In the United Kingdom, the gene has so far been identified in 37 people, all of whom underwent surgery in Southeast Asia. The bug has also been detected in Australia, Canada, the Netherlands, and Sweden. According to the U.S. Centers For Disease Control (CDC), the first three occurrences of the gene in the United States appeared in the first half of 2010, all in patients who had received recent medical care in India.
Still, the numbers of people who have been identified with the gene remains very small. But the study's authors say that with the "medical tourism" industry booming, and call "the potential of NDM-1 to be a worldwide public health problem is great."
They also warn of the bug's "alarming potential to...diversify." To date, the gene has only been found attached to strains of pneumonia and E. coli, but with the ability to jump between bacteria, it could produce strengthened versions of a host of other infections.
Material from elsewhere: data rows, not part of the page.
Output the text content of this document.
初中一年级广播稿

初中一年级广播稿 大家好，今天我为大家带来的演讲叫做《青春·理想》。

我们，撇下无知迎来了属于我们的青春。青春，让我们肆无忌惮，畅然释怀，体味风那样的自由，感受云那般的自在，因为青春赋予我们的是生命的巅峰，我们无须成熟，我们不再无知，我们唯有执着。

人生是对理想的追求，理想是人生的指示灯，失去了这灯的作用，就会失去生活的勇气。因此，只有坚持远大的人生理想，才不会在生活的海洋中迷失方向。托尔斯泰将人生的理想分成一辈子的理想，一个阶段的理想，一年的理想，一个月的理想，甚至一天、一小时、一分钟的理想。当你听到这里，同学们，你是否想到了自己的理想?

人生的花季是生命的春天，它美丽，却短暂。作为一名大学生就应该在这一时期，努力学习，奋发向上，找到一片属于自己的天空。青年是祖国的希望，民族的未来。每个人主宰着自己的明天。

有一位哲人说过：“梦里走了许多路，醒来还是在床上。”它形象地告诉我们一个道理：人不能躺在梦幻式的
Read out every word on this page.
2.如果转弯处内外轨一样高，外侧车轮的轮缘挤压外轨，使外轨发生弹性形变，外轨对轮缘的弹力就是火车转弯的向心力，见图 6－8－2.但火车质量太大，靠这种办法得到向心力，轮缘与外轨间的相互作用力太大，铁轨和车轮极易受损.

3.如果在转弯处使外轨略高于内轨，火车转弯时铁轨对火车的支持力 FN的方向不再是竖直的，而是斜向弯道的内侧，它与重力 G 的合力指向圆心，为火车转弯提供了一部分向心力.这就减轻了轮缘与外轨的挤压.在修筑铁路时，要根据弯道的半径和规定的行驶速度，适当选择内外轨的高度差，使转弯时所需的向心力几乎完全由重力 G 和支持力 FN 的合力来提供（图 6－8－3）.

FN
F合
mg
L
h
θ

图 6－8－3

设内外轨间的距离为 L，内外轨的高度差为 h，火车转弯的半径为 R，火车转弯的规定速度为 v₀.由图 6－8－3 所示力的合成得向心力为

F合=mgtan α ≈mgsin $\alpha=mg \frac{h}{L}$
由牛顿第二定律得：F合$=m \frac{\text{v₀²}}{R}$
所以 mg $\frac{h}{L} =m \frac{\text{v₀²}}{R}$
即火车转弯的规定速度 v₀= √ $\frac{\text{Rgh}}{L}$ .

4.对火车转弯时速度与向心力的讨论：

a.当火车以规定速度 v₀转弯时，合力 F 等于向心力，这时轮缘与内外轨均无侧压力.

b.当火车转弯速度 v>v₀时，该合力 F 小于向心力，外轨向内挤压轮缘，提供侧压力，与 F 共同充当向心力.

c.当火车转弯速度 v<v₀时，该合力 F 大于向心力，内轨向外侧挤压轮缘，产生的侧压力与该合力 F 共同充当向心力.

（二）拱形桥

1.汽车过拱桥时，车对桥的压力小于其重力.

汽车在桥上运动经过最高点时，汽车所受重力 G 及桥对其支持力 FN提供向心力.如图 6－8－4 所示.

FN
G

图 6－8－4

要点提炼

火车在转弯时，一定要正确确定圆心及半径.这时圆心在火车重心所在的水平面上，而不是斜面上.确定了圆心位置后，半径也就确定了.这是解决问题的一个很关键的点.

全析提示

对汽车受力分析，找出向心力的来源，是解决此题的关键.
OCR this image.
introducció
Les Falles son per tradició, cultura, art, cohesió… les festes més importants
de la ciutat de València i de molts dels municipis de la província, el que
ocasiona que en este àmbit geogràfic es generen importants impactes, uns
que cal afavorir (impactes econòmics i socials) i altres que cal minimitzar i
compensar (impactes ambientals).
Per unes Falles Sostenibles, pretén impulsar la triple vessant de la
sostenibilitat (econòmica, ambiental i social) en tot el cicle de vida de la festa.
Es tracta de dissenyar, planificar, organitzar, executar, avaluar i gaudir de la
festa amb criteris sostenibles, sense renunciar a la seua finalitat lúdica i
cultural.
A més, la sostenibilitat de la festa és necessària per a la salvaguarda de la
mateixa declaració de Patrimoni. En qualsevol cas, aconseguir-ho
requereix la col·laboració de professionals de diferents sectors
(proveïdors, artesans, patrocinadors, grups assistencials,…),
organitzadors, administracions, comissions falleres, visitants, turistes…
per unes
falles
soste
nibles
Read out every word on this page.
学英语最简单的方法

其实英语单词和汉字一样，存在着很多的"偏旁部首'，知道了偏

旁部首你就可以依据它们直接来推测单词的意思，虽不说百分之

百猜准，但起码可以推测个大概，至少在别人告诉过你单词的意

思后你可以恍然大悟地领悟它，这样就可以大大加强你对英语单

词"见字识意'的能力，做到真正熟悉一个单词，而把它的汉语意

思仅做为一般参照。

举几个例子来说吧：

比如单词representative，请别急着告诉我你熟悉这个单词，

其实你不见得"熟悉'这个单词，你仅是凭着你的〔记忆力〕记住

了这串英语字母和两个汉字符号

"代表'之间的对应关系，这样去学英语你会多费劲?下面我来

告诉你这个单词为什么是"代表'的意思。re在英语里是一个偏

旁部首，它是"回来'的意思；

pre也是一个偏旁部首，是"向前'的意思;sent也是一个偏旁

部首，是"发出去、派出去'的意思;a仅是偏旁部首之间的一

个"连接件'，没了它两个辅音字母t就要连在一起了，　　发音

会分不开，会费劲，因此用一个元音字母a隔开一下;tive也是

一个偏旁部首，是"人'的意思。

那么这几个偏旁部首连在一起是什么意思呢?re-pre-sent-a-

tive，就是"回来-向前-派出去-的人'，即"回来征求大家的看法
"The resistance [could] spread along lots of different bacteria and the resistant bacteria [could] spread among lots of patients," Livermore said. "And then we would be in real trouble. It would be much harder to treat a broad range of infections."
To counter the spread of the bug, Livermore and his team recommend increased investment in research on new antibiotics and the establishment of a global surveillance system.
Anders Ekblom, the global head of medicines development at AstraZeneca, the pharmaceutical company that manufactures carbapenem, or "last resort" antibiotic, said the industry was already working on the underlying problem.
He said experts have "long recognized the growing need for new antibiotics." Ekblom also noted that "bacteria are continually developing resistance to our arsenal of antibiotics and NDM1 is just the latest example."
Prior to infecting a person, the bacteria can be stopped through normal infection-control measures, such as properly disinfecting hospital equipment and frequent hand-washing with antibacterial soap.
Alex Kallen, a medical officer at the CDC, said that while the gene may be a troubling new example of a superbug, the phenomenon is far from new.
"I think, you know, these [bacteria] are very serious and highly resistant organisms, and so they are a very important public health issue," Kallen said. "But this new mechanism [NDM-1] in and of itself, as far as we know, isn't anything that's different than what we are already seeing in the United States right now."
International organizations are stressing the need to prevent infection before it occurs through normal control measures, such as properly disinfecting hospital equipment and frequent hand washing with antibacterial soap.